Saturday, July 04, 2026

Personal Update - Books I am reading

 



The effect of moving funds to my CDP from the higher-turnover IBKR is that I'm more relaxed about financial thought leadership, can take a chill pill, collect more dividends every quarter, and read material beyond the finance domain. 

So one of the effects of being really into using AI to create portfolio management tools and streamlining my work is that I actually think that it's now warranted to pick up new technical skills. But these are not the traditional coding skills that engineers need to do their work. To utilise AI to become a stronger builder, one has to pick up skills in technical architecture, which is too steep a learning curve for me, as I lack the basic foundations to start. 

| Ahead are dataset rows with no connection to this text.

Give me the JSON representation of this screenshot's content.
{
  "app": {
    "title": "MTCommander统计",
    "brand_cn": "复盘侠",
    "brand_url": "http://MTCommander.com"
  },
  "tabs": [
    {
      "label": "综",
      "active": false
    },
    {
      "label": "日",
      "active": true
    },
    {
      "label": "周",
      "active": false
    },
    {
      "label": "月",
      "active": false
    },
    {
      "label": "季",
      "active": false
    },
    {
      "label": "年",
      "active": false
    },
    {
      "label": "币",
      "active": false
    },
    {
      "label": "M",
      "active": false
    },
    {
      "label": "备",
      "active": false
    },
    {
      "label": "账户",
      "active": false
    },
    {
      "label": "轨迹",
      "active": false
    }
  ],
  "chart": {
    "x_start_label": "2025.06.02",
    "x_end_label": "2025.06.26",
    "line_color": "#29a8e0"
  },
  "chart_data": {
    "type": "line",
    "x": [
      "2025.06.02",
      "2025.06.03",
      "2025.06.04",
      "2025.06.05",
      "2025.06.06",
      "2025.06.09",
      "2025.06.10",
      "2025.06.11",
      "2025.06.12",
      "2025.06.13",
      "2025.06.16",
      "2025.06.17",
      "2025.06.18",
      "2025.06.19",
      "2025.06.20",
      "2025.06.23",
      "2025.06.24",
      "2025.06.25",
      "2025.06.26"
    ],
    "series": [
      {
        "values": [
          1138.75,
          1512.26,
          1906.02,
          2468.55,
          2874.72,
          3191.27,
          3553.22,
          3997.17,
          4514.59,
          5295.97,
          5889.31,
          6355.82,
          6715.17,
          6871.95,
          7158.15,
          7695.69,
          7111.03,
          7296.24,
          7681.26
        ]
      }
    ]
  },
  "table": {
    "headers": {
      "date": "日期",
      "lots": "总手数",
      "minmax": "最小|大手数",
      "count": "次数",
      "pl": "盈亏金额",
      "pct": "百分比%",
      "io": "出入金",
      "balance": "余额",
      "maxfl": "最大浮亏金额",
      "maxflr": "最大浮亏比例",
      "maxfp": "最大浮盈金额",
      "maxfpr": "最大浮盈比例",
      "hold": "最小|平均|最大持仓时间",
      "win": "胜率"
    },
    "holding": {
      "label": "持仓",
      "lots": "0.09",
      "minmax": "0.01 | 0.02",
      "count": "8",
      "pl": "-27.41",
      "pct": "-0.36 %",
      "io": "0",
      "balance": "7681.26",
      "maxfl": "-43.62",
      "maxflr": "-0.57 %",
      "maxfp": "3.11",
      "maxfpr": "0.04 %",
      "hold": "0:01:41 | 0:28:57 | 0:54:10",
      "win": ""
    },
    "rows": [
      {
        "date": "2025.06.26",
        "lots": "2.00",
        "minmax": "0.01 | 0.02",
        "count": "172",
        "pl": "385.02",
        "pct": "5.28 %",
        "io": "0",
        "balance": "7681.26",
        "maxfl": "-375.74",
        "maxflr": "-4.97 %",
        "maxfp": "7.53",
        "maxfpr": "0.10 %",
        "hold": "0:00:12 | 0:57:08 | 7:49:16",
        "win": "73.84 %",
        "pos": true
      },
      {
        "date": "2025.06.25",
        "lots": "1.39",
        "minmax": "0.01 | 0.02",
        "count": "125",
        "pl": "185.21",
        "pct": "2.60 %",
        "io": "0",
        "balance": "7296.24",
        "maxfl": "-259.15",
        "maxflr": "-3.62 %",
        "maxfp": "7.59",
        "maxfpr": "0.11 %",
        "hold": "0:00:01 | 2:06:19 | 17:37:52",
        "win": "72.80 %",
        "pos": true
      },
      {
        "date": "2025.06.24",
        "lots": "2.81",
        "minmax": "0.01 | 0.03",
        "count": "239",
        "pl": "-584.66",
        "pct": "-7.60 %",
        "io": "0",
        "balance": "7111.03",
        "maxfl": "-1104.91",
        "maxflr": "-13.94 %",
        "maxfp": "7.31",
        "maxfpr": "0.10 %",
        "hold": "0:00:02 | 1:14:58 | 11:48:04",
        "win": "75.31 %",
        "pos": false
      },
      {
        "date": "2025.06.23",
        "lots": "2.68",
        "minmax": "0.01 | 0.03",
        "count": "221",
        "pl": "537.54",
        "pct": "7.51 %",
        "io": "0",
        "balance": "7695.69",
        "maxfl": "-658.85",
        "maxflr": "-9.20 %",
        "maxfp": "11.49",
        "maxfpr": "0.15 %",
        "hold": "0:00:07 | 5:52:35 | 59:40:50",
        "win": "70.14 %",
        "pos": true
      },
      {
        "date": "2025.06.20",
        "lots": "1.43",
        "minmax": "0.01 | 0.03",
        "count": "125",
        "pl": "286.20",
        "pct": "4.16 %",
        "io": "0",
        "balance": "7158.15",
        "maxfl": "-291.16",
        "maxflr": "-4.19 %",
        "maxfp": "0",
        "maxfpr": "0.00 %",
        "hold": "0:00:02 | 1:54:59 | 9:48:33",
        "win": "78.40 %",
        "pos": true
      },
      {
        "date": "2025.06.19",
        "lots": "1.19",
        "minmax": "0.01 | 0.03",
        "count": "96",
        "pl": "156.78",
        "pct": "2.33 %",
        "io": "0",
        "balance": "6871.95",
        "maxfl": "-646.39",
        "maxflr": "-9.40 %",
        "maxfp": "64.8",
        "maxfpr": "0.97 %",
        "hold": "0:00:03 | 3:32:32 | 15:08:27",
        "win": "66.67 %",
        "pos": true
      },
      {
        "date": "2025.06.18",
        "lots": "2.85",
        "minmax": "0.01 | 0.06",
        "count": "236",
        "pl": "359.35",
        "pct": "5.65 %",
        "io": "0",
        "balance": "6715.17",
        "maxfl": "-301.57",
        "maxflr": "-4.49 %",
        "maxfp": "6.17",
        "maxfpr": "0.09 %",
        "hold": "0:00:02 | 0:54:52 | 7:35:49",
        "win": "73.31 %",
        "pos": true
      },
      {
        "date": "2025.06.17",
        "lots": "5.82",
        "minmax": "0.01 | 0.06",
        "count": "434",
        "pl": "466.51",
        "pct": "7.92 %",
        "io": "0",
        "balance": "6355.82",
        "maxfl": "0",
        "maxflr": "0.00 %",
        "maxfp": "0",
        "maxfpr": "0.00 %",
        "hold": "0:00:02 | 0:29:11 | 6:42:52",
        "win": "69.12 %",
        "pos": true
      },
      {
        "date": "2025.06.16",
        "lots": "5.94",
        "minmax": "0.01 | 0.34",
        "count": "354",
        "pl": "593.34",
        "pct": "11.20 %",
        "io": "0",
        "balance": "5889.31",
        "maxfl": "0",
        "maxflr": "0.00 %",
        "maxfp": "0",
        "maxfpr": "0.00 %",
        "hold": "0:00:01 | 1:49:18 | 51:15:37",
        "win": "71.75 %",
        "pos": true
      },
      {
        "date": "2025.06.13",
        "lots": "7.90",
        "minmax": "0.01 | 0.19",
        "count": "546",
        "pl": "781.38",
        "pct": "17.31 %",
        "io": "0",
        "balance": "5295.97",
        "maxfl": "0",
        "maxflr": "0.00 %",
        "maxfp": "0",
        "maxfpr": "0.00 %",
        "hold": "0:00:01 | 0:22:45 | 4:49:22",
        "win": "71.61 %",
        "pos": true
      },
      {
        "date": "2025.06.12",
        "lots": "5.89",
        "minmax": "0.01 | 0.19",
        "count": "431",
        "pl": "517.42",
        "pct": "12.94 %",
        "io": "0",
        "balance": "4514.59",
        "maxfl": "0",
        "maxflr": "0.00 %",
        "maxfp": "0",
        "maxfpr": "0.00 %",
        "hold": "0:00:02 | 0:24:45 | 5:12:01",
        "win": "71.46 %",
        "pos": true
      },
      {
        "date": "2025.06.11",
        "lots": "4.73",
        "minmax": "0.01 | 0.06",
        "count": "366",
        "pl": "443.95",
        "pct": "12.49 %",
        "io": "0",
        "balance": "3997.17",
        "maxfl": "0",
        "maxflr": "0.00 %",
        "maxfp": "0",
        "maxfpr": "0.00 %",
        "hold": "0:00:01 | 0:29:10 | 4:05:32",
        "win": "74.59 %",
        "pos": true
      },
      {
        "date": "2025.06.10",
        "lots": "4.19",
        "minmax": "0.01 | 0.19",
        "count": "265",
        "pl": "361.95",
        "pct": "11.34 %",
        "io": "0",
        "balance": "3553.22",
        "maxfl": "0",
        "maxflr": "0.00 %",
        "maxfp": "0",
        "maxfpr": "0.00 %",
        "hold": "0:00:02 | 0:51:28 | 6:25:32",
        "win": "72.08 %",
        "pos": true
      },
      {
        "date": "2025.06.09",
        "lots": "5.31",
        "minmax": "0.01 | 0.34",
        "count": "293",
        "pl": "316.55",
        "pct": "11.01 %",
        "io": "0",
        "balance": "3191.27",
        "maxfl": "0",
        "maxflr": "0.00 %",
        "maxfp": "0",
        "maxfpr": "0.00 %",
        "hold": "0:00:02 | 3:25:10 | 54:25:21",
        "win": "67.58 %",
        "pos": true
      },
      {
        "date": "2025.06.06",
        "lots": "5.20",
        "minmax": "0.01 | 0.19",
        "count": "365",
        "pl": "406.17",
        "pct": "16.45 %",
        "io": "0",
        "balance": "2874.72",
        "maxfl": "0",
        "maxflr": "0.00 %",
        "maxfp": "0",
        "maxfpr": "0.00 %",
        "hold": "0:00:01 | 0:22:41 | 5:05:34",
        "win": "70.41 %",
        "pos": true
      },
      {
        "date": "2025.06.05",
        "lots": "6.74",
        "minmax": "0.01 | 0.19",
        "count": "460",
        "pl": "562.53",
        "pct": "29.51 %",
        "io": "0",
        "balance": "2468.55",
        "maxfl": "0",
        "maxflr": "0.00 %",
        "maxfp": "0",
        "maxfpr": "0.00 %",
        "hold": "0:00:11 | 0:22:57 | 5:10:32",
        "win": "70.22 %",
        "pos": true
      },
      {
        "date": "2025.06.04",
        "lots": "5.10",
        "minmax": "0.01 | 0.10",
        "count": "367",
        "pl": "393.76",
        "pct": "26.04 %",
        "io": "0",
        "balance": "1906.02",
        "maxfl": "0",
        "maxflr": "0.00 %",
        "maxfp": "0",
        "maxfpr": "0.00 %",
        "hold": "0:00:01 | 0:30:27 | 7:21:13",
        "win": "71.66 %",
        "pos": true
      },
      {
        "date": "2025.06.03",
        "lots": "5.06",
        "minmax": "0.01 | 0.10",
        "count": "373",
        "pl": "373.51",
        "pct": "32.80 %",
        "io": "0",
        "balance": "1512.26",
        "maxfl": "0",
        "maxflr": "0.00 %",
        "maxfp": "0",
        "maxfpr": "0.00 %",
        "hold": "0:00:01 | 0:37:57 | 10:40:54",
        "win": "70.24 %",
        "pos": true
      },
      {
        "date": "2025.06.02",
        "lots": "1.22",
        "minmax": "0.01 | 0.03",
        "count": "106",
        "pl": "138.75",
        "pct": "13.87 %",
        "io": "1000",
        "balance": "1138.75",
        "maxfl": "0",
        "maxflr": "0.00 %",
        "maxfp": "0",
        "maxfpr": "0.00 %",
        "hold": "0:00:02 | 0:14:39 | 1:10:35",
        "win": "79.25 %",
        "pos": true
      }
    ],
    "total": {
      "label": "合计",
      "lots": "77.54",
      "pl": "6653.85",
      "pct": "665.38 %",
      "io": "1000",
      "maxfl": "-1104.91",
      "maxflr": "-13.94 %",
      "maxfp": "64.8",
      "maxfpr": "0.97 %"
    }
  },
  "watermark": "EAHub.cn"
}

So naturally, I turned to AI to suggest a plan for me based on where I am and where I needed to go as a builder. 

And AI pointed to The Pragmatic Programmer by Thomas and Hunt.

This turned out to be an enjoyable, relaxed read, and the advice is so powerful and general that I suspect the skills transfer across domains. After all, a legal contract is just a piece of code in English, ultimately parsed and compiled by a human judge or the counterparties. Simple maxims like "Don't Repeat Yourself" and Orthogonality are useful even in contract drafting or hardware systems design. 

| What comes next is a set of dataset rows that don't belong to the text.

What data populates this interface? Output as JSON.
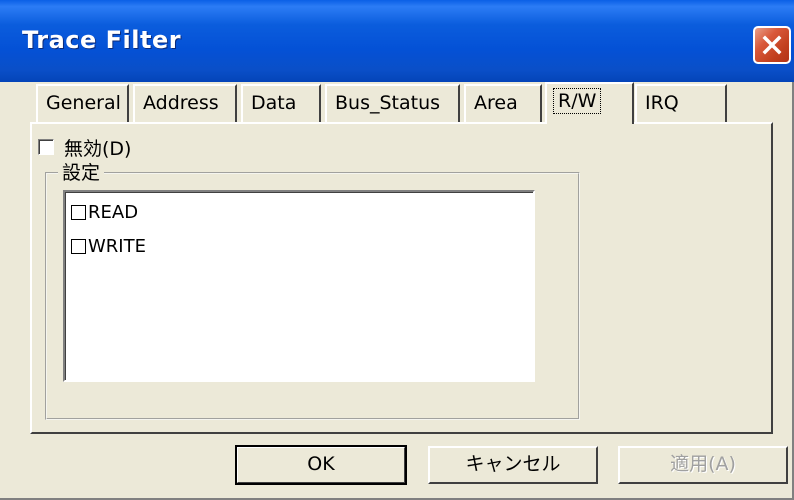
{
  "window": {
    "title": "Trace Filter"
  },
  "tabs": [
    {
      "label": "General"
    },
    {
      "label": "Address"
    },
    {
      "label": "Data"
    },
    {
      "label": "Bus_Status"
    },
    {
      "label": "Area"
    },
    {
      "label": "R/W",
      "active": true
    },
    {
      "label": "IRQ"
    }
  ],
  "disable": {
    "label": "無効(D)",
    "checked": false
  },
  "settings": {
    "group_label": "設定",
    "items": [
      {
        "label": "READ",
        "checked": false
      },
      {
        "label": "WRITE",
        "checked": false
      }
    ]
  },
  "buttons": {
    "ok": "OK",
    "cancel": "キャンセル",
    "apply": "適用(A)"
  },
  "icons": {
    "close": "close-icon"
  }
}
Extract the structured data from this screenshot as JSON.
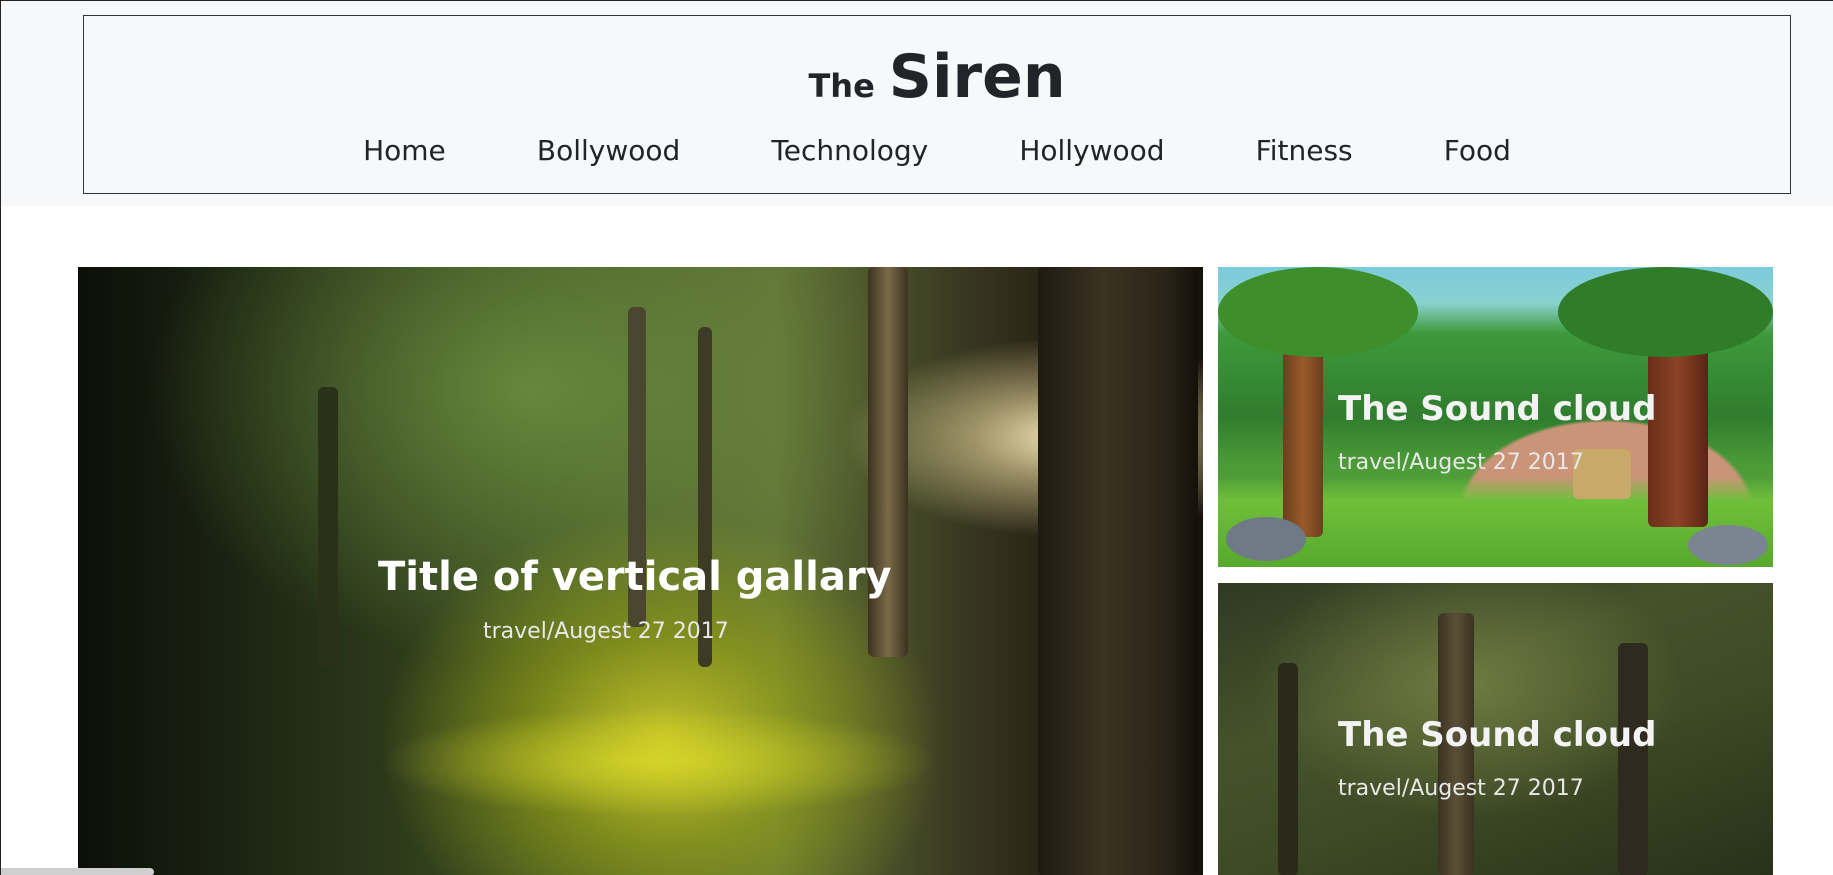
{
  "header": {
    "brand_small": "The",
    "brand_large": "Siren",
    "nav": [
      "Home",
      "Bollywood",
      "Technology",
      "Hollywood",
      "Fitness",
      "Food"
    ]
  },
  "featured": {
    "title": "Title of vertical gallary",
    "meta": "travel/Augest 27 2017"
  },
  "side_cards": [
    {
      "title": "The Sound cloud",
      "meta": "travel/Augest 27 2017"
    },
    {
      "title": "The Sound cloud",
      "meta": "travel/Augest 27 2017"
    }
  ]
}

Looks like I might have to find an excuse to teach my Data Analytics students this if they aspire to higher education.

( For folk in Law, the equivalent text is Learning the Law by Glanville Williams, which Min Shan recommends every law student read 4 times before embarking on a legal course. I must be so mediocre because I read it only once. There is, sadly, no equivalent in finance; The Intelligent Investor by Benjamin Graham is great but does not come close.  )

Of course, that's not the only book that was interesting.



Last year, I was crazy about Brandon Sanderson's Stormlight Archive, but this year I found a series that topped it. 

Dungeon Crawler Carl is the flagship offering in the LitRPG genre, and the author likely has years of gaming experience to write a work as absurd and entertaining as this series.

The story is about a guy named Carl and his girlfriend's Persian Cat called Princess Doughnut, going on a dungeon crawl and starring in a reality show watched by almost every alien in the universe.

The most exciting thing about this book is that I was raving about it so much that my 10-year-old son has started reading it. 

Parents who read the book will note how violent and vulgar it is, but I'll do anything to get my own to read a book that is just words.

Ok, this summarises the personal updates on my blog. We will get back to regular programming on this blog after this.